Even if that object-space includes the appearance of my legs, those objects are not the me-who-is-looking, they are part of the object (body) this looking-me says belongs to it. We don’t experience being a body-which-is-looking, we just experience the seeing – and assume ourselves to be a me-who-is-experiencing-this. (We experience feeling sensations but we don’t feel seeing.)
We actually experience object-space, that is, space defined by the presence of objects, and we assume in our thinking that this represents me (on the margin of this space) looking at objects in the space. Can we notice this assumption and get back to a fresh un-thought direct experience of seeing?
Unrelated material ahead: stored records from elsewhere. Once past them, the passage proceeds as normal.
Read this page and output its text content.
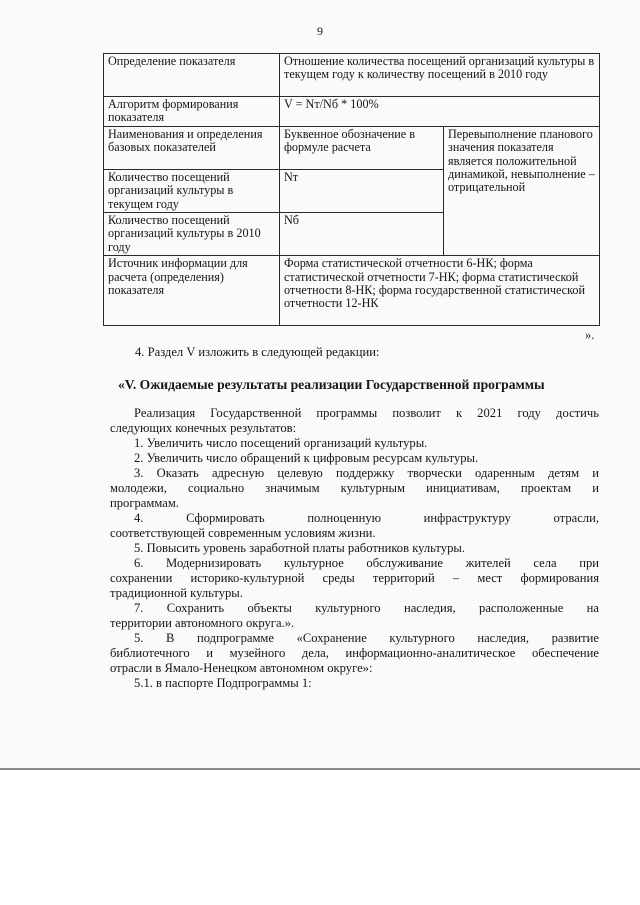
9
Определение показателя	Отношение количества посещений организаций культуры в текущем году к количеству посещений в 2010 году	
Алгоритм формирования показателя	V = Nт/Nб * 100%	
Наименования и определения базовых показателей	Буквенное обозначение в формуле расчета	Перевыполнение планового значения показателя является положительной динамикой, невыполнение – отрицательной
Количество посещений организаций культуры в текущем году	Nт	
Количество посещений организаций культуры в 2010 году	Nб	
Источник информации для расчета (определения) показателя	Форма статистической отчетности 6-НК; форма статистической отчетности 7-НК; форма статистической отчетности 8-НК; форма государственной статистической отчетности 12-НК	
».
4. Раздел V изложить в следующей редакции:
«V. Ожидаемые результаты реализации Государственной программы
Реализация Государственной программы позволит к 2021 году достичь
следующих конечных результатов:
1. Увеличить число посещений организаций культуры.
2. Увеличить число обращений к цифровым ресурсам культуры.
3. Оказать адресную целевую поддержку творчески одаренным детям и
молодежи, социально значимым культурным инициативам, проектам и
программам.
4. Сформировать полноценную инфраструктуру отрасли,
соответствующей современным условиям жизни.
5. Повысить уровень заработной платы работников культуры.
6. Модернизировать культурное обслуживание жителей села при
сохранении историко-культурной среды территорий – мест формирования
традиционной культуры.
7. Сохранить объекты культурного наследия, расположенные на
территории автономного округа.».
5. В подпрограмме «Сохранение культурного наследия, развитие
библиотечного и музейного дела, информационно-аналитическое обеспечение
отрасли в Ямало-Ненецком автономном округе»:
5.1. в паспорте Подпрограммы 1:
See also Direct Experience of Sounds
3 thoughts on “The experience of seeing”
Hmm, Ive thought about this a lot in the past, in relation to my daughter Pema, who was severely visually impaired. Ive wondered how she experienced a sense of self in relation to vision when cortical VI meant that her brain did not make any sense of the information that came through ie the mental representation you speak of didn’t happen. Of course she relied on her other sense, sound and touch primarily . So Ive been considering what is the difference then between experiencing seeing ( and forming the sense of a self separate from the object ) and experiencing touch or sound and still having that separation and reinforcement of separate self . Ive also thought about this in terms of being a visual artist who looks at colour shape light sometimes without making any ‘sense ‘ of them . You say we don’t ‘feel ‘ seeing , but maybe we can
Interesting, thank you. Having no concept of what you see as it being objects, you would develop no sense of being a self separate from them. So, as you say, you might experience non-dual seeing, or you still might see it as an experience “you” are having, since a sense of self could arise from other senses.
The root is to look for a “you” that is experiencing any and every sensory perception – it is not in the sense perception, it’s in the way you conceptualise it.